What are Temperature Sensors?

Temperature Sensors are devices used to measure the temperature of an object, environment, or system. This information is then converted into an electrical signal that can be measured or processed by an instrument, controller, or display.

How do Temperature Sensors Work?

The basic principle of a temperature sensor is the Seebeck Effect. The Seebeck Effect is defined as the generation of an electric potential (or voltage) across two different conductors or semiconductors that are connected in a loop and have a temperature difference between their junctions. (Picture provided below of illustration).

As the materials in junction 1 are heated, the electrons gain energy and move from the hot area to junction 2, the cool area. This movement generates an electrical current, or flow of electrons. The Seebeck Effect requires two different materials because different materials have different numbers and types of electrons available for conduction. Some materials have more electrons than others, and some materials have electrons with different spins. When two materials with different electron characteristics are joined together, they form an interface where electrons can exchange energy and spin.

Another result of the material being heated is that its electrical resistance increases. The electrical resistance of the material increases because as the material is heated electrons gain more energy and vibrate faster. Thus, the flowing electrons are more likely to be repulsed by existing excited electrons. A real-world example would be that kicking a field goal in football is much easier when there is not a defender flailing their arms in front of the kicker. The same is true for electrons, if the temperature were to drop to absolute zero (no atomic motion), the resistance would be very low, as the electrons would not encounter the random motion of other electrons/atoms and could flow more easily.

What are Different Types of Temperature Sensors?

1. Thermocouples
   • How it works: A thermocouple consists of two different metals joined at one end, forming a junction. When this junction is heated or cooled, the metals create a small voltage that is proportional to the temperature difference between the junction and the other ends of the wires.
2. Thermistors
   • How it works: A thermistor is a type of resistor whose resistance changes significantly with temperature. Their resistance can either increase (positive temperature coefficient, or PTC) or decrease (negative temperature coefficient, or NTC) as the temperature changes.
3. Resistant Temperature Devices (RTDs)
   • How it works: An RTD measures temperature by utilizing the property that the electrical resistance of certain materials increases in a very predictable way with temperature. The resistance at a given temperature is measured, and using a calibration curve, the corresponding temperature is determined.

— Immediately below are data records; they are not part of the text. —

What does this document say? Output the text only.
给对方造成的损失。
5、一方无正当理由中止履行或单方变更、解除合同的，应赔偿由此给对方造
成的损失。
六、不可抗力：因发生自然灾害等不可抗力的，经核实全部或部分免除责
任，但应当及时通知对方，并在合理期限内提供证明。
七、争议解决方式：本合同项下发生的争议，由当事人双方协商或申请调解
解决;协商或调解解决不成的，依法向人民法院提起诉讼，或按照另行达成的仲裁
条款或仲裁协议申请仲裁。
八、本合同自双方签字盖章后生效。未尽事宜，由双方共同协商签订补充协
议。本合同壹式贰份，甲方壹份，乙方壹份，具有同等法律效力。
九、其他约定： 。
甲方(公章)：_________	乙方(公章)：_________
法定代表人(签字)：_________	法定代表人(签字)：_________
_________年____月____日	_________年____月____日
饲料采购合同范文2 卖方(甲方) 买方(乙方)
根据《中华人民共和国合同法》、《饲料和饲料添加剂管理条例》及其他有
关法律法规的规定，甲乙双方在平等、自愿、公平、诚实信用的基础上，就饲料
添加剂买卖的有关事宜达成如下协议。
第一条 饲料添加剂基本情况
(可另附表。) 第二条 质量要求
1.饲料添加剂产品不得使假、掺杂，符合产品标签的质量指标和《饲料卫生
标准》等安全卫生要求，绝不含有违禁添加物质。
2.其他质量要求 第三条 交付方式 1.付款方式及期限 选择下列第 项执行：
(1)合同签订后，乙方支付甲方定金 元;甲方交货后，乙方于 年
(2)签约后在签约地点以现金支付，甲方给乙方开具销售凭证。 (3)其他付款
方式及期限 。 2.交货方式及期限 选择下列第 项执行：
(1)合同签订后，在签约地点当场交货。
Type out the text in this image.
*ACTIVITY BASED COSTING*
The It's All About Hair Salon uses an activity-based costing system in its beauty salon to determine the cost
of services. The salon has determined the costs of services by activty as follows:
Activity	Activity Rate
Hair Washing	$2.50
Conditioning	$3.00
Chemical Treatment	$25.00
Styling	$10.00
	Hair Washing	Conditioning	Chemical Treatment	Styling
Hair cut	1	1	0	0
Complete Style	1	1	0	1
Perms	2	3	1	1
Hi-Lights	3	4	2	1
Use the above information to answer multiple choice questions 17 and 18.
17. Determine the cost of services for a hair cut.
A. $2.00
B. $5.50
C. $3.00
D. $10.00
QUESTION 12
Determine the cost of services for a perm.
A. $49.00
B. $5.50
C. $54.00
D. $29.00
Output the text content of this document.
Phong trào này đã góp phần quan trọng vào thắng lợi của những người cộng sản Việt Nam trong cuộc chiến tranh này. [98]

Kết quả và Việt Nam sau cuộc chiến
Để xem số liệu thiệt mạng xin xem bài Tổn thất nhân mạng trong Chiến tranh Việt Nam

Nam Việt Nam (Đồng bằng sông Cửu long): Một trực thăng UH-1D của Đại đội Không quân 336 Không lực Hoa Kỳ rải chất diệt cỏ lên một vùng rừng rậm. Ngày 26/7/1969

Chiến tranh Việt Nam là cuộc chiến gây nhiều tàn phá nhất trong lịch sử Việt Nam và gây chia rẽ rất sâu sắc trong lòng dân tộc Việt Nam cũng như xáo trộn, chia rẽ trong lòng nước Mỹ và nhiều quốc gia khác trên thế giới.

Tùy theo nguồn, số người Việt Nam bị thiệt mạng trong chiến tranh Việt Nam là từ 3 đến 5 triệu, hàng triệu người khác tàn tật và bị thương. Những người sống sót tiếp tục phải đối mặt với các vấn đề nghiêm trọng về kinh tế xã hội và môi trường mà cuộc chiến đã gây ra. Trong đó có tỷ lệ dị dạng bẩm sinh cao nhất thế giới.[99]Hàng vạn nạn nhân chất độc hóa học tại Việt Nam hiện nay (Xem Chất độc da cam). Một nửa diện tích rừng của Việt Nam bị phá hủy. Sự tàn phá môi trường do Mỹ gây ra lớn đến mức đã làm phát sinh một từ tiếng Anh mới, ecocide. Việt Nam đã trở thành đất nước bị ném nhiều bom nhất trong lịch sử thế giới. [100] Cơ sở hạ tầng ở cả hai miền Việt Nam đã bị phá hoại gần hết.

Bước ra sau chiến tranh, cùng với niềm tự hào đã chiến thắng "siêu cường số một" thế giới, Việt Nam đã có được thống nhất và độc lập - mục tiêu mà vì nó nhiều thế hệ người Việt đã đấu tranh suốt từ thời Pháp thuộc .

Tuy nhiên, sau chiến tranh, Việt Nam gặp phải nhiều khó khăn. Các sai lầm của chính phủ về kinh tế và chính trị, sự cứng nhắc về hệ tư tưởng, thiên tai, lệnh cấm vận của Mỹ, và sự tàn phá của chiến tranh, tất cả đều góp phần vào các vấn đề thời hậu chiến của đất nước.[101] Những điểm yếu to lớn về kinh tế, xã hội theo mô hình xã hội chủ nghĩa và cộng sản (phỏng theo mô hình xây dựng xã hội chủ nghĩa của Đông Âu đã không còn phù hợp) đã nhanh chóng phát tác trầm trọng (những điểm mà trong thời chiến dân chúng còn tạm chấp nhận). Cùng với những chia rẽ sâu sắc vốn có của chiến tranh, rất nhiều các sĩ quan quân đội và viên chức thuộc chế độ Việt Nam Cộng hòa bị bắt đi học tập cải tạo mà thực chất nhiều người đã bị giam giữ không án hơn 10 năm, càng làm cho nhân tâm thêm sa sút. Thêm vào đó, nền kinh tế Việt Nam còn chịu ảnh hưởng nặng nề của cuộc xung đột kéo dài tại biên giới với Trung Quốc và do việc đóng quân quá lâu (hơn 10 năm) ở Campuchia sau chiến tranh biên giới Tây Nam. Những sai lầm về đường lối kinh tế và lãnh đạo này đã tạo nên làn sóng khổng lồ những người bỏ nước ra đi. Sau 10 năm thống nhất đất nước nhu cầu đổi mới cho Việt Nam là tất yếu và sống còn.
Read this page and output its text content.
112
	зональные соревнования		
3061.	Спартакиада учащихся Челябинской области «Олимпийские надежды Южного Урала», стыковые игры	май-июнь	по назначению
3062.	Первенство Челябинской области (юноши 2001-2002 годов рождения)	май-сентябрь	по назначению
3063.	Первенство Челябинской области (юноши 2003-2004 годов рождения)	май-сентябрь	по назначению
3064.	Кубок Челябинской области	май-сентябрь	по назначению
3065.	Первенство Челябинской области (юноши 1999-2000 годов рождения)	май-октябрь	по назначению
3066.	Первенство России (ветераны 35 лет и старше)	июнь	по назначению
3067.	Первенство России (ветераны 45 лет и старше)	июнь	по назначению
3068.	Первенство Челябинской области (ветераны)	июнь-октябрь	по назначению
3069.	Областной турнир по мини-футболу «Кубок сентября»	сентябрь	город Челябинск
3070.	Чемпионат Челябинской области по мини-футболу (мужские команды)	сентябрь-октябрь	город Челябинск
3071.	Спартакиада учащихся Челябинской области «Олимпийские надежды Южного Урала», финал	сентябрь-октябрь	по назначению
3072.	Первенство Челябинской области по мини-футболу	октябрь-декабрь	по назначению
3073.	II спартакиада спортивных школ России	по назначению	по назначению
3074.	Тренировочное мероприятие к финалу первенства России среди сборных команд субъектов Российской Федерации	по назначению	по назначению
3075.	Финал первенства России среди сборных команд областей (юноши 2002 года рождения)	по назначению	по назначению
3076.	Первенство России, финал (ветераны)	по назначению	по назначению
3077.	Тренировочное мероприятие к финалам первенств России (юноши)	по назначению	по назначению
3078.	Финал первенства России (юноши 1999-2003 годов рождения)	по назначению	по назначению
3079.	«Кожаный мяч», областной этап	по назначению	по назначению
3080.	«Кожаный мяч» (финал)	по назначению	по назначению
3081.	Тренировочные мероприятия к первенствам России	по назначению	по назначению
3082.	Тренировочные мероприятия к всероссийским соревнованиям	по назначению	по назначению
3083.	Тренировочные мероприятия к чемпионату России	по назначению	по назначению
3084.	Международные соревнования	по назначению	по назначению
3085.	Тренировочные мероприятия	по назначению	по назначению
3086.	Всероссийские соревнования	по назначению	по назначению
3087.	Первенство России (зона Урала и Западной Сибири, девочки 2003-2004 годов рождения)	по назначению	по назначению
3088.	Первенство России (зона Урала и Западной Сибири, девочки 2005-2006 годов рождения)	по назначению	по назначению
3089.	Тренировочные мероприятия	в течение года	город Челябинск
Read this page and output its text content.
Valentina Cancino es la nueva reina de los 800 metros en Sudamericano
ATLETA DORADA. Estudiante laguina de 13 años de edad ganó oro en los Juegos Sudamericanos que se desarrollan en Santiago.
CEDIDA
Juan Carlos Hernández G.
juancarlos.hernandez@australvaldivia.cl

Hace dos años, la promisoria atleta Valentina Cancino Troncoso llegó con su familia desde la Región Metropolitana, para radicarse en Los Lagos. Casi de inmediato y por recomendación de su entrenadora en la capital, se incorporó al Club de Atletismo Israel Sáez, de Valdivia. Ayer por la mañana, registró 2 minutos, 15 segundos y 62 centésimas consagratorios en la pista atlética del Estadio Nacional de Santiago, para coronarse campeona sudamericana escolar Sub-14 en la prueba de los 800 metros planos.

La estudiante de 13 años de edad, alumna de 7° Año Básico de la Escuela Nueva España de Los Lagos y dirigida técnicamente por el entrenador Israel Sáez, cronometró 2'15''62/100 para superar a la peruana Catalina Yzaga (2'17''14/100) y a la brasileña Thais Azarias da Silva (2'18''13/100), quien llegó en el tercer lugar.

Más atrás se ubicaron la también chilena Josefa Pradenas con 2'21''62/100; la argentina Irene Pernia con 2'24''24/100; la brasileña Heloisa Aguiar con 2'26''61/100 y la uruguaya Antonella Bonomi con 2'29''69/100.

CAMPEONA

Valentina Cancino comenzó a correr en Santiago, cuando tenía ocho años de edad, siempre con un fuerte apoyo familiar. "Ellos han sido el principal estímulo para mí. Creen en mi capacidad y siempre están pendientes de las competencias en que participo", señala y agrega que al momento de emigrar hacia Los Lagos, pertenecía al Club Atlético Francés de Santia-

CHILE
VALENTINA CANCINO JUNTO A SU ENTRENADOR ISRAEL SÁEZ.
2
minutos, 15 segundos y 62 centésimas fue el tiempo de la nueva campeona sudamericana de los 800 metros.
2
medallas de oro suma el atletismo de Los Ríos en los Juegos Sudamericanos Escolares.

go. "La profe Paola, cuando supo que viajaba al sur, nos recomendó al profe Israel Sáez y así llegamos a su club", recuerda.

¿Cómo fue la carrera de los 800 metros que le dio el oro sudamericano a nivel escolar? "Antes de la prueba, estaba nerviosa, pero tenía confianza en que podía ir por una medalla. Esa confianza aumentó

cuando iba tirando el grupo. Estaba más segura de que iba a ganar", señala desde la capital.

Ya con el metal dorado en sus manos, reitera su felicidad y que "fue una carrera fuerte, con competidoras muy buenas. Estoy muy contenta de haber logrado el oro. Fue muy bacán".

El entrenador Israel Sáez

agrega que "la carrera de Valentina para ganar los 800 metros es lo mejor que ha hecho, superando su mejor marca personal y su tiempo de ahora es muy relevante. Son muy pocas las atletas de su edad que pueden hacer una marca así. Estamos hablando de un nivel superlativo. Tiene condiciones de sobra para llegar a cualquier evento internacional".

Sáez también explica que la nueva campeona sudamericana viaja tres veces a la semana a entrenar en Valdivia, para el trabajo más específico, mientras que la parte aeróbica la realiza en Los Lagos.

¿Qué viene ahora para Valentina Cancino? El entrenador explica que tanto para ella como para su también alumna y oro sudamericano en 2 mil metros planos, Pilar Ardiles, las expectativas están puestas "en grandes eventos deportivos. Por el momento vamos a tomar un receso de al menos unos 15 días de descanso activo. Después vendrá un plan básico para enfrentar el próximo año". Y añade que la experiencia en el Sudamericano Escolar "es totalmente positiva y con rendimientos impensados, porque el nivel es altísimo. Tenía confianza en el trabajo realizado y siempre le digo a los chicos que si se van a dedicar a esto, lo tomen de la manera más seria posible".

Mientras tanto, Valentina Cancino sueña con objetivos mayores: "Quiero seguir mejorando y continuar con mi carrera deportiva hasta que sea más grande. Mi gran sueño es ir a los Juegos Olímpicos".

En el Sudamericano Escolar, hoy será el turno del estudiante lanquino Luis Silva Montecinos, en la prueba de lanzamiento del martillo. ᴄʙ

Where are Temperature Sensors Used?

Temperature sensors can be found in a wide range of applications and across many industries. Provided below are just a few examples of where temperature sensors can be found in everyday life.

• Industrial Applications: Manufacturing, energy generation, oil and gas, HVAC systems, and automated systems.
• Automotive Industry: Engine temperature monitoring, battery temperature, and climate control.
• Medical Applications: thermometers, incubators, medical devices such as dialysis, anesthesia, and blood warmer devices.
• Aerospace and Aviation: Aircraft engines, environmental control, and weather monitoring.
• Scientific Research: Laboratories, environmental monitoring, and particle accelerators.
• Energy and Utilities: Solar power systems, electrical grid, and thermal storage.
• Food Industry: Cold chain management, cooking and processing, and storage facilities.
• Building and Construction: Building materials and energy management.